Questioner could feel that life; she could sense its manifestations and varieties. She was not surprised. Life always happened. It might survive an hour, or a year, or a millennium. It might kill itself after a billion years or be killed in half a million, but on this kind of planet and on a dozen or a hundred other kinds of planets, some kind of life always happened.

All this time, the great mooing had gone on in the background and was now answered by another voice, another call coming from the outer dark, faintly and far away. Questioner increased her visual acuity to detect a point of light moving slowly toward the system. When she looked back at the planet, she saw that life had emerged upon its surface. The planetary life forms were less interesting, however, than the interlopers from afar: the one who summoned; the other who came in response, now near enough to take form, a creature sailing with fiery wings upon the solar winds.

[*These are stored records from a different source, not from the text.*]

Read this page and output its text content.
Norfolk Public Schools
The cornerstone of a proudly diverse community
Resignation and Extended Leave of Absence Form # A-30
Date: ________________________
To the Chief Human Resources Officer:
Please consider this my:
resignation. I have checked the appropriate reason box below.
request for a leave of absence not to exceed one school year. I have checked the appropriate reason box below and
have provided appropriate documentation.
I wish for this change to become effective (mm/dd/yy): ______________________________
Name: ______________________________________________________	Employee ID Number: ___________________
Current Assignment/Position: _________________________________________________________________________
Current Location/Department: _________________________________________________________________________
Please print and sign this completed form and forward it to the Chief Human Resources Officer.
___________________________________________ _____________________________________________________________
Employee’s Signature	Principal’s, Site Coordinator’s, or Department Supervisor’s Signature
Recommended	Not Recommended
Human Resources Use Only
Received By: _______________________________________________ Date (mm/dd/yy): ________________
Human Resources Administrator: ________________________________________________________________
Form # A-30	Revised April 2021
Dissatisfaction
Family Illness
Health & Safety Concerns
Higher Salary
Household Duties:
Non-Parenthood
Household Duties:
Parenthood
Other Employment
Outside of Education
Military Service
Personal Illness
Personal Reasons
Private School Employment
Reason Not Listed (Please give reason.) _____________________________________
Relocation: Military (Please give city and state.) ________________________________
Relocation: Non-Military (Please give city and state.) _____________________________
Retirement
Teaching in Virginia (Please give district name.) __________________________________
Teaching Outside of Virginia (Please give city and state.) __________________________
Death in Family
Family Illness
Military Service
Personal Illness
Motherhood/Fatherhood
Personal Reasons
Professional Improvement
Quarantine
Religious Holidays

At the edge of the cometary field the wings lifted above the plane of that field to fly across it toward the inner planets. It approached the young sun slowly, reluctantly, draggingly, ever slower the nearer it came.

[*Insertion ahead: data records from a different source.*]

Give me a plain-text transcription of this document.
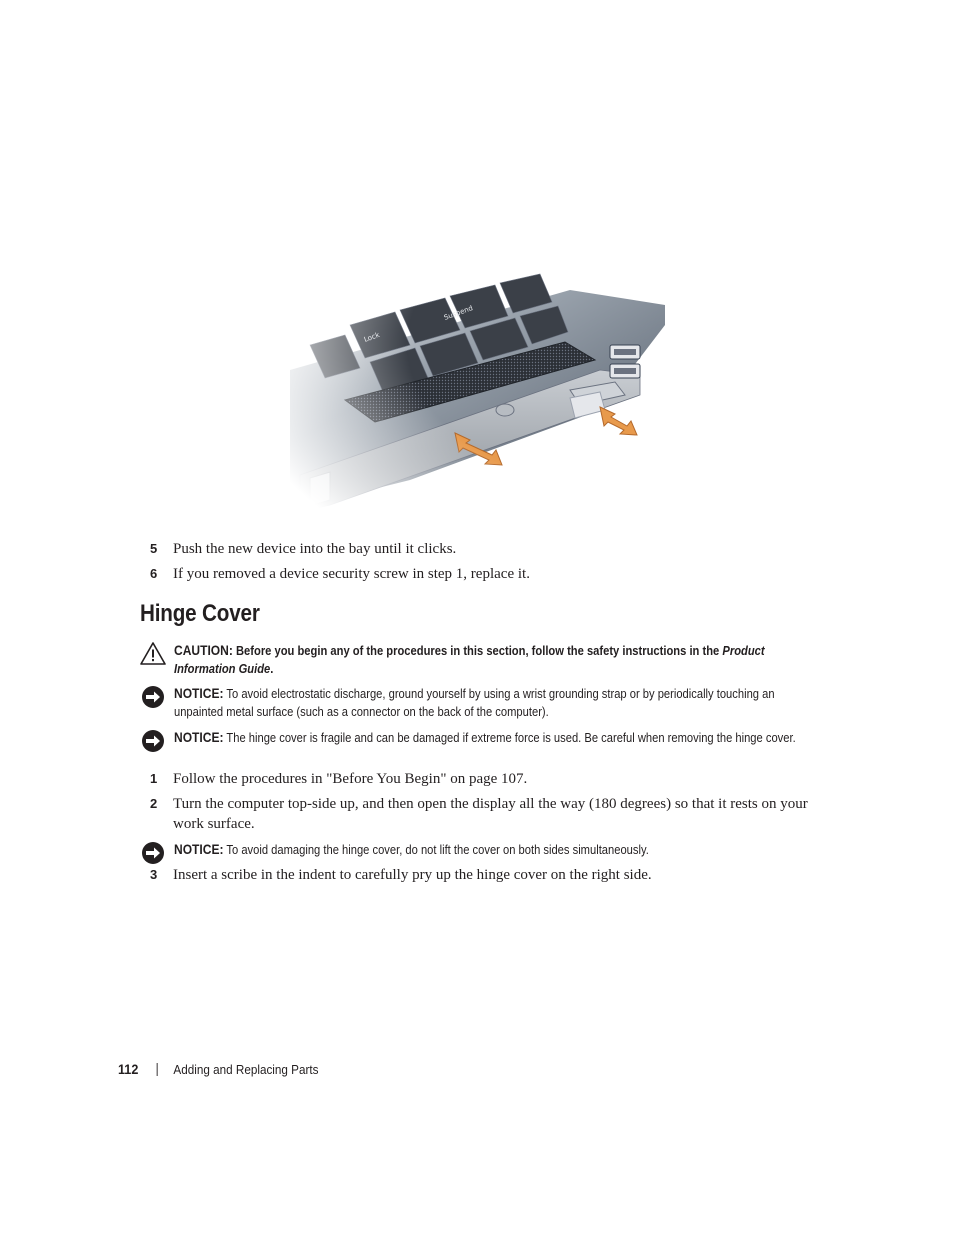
5	Push the new device into the bay until it clicks.
6	If you removed a device security screw in step 1, replace it.
Hinge Cover
CAUTION: Before you begin any of the procedures in this section, follow the safety instructions in the Product Information Guide.
NOTICE: To avoid electrostatic discharge, ground yourself by using a wrist grounding strap or by periodically touching an unpainted metal surface (such as a connector on the back of the computer).
NOTICE: The hinge cover is fragile and can be damaged if extreme force is used. Be careful when removing the hinge cover.
1	Follow the procedures in "Before You Begin" on page 107.
2	Turn the computer top-side up, and then open the display all the way (180 degrees) so that it rests on your work surface.
NOTICE: To avoid damaging the hinge cover, do not lift the cover on both sides simultaneously.
3	Insert a scribe in the indent to carefully pry up the hinge cover on the right side.
112	Adding and Replacing Parts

And there, from near the farthest, coldest world, tentacles of cold fire reached out to catch and hold the newcomer fast. The captor transmitted a howl of triumph. The captive screamed in a blast of waveforms. The Questioner understood both howl and scream, the one of triumph, the other of terror and pain. She knew that pain would gain the victim nothing. Her, the Questioner told herself, assigning roles to this drama. The victim would be female. The attacker would be male. It was his tentacles that held her fast.

There were flares of energy and agonized shrieks of radiation as the far planet swung slowly to the left, behind the sun. When it emerged once more, one set of wings rose above it and flew directly toward the Questioner. On that far surface of cold stone and gelid gas, across half the icy sphere, the newer arrival sprawled silent and motionless amid a charred wreckage of broken wings. Probably she was dead. At this distance, Questioner could not clearly make out her shape or configuration. She strained to see, but the approaching wings filled her view, a smell of fire and sulfur, a sound of hissing, an overwhelming darkness, and the representation came to an end in a sputter of smells and electronic noise, a clutter of meaningless waveforms and chemical spewings. Beside her on the soggy soil, the device clicked and turned itself off. The data-gravel had run through into its flask once more.

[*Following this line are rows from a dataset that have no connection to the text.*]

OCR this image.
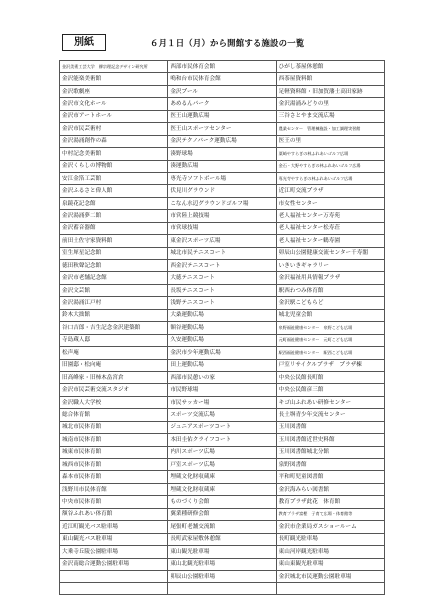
別紙	６月１日（月）から開館する施設の一覧
金沢美術工芸大学　柳宗理記念デザイン研究所	西部市民体育会館	ひがし茶屋休憩館
金沢能楽美術館	鳴和台市民体育会館	西茶屋資料館
金沢歌劇座	金沢プール	足軽資料館・旧加賀藩士高田家跡
金沢市文化ホール	あめるんパーク	金沢湯涌みどりの里
金沢市アートホール	医王山運動広場	三谷さとやま交流広場
金沢市民芸術村	医王山スポーツセンター	農業センター　管理棟施設・加工調理実習館
金沢湯涌創作の森	金沢テクノパーク運動広場	医王の里
中村記念美術館	湊野球場	粟崎やすらぎの林ふれあいゴルフ広場
金沢くらしの博物館	湊運動広場	金石・大野やすらぎの林ふれあいゴルフ広場
安江金箔工芸館	専光寺ソフトボール場	専光寺やすらぎの林ふれあいゴルフ広場
金沢ふるさと偉人館	伏見川グラウンド	近江町交流プラザ
泉鏡花記念館	こなん水辺グラウンドゴルフ場	市女性センター
金沢湯涌夢二館	市営陸上競技場	老人福祉センター万寿苑
金沢蓄音器館	市営球技場	老人福祉センター松寿荘
前田土佐守家資料館	東金沢スポーツ広場	老人福祉センター鶴寿園
室生犀星記念館	城北市民テニスコート	卯辰山公園健康交流センター千寿閣
徳田秋聲記念館	西金沢テニスコート	いきいきギャラリー
金沢市老舗記念館	大徳テニスコート	金沢福祉用具情報プラザ
金沢文芸館	長坂テニスコート	駅西わつみ体育館
金沢湯涌江戸村	浅野テニスコート	金沢駅こどもらど
鈴木大拙館	大桑運動広場	城北児童会館
谷口吉郎・吉生記念金沢建築館	額谷運動広場	泉野福祉健康センター　泉野こども広場
寺島蔵人邸	久安運動広場	元町福祉健康センター　元町こども広場
松声庵	金沢市少年運動広場	駅西福祉健康センター　駅西こども広場
旧園邸・松向庵	田上運動広場	戸室リサイクルプラザ　プラザ棟
旧高峰家・旧柿木畠宮倉	西部市民憩いの家	中央公民館長町館
金沢市民芸術交流スタジオ	市民野球場	中央公民館彦三館
金沢職人大学校	市民サッカー場	キゴ山ふれあい研修センター
総合体育館	スポーツ交流広場	長土塀青少年交流センター
城北市民体育館	ジュニアスポーツコート	玉川図書館
城南市民体育館	本田圭佑クライフコート	玉川図書館近世史料館
城東市民体育館	内川スポーツ広場	玉川図書館城北分館
城西市民体育館	戸室スポーツ広場	泉野図書館
森本市民体育館	埋蔵文化財収蔵庫	平和町児童図書館
浅野川市民体育館	埋蔵文化財収蔵庫	金沢海みらい図書館
中央市民体育館	ものづくり会館	教育プラザ此花　体育館
額谷ふれあい体育館	翼業種研修会館	教育プラザ富樫　子育て広場・体育館等
近江町観光バス駐車場	尾張町老舗交流館	金沢市企業局ガスショールーム
東山観光バス駐車場	長町武家屋敷休憩館	長町観光駐車場
大乗寺丘陵公園駐車場	東山観光駐車場	東山河岸観光駐車場
金沢南総合運動公園駐車場	東山北観光駐車場	東山東観光駐車場
	卯辰山公園駐車場	金沢城北市民運動公園駐車場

Had the participants in the record been Quaggi? Neither creature had looked like the Quaggi she had seen pictured or heard the Flagian describe. But then, butterflies did not look like caterpillars, either. Or vice versa.

While the record was still quite fresh in her memory, she ran the solar system through her planetary catalogue and came up with a match. The system was numbered ARZ97405. The moonlet where the interstellar being had been assaulted and killed was so unimportant that it was not even listed, but the planet she had watched most closely was now a mankind-occupied world called Newholme. Newholme. Well, now. Wasn’t that coincidental. She had witnessed the birth of a planet that was on her list of planets to be visited! A planet the Flagian trader had already sold her information about! She was moved to put Newholme upon her ASAP list, particularly since the Council of Worlds had received disturbing reports of its own. Human rights violations. The possibility of another large-scale “miscalculation.” Planetary instability.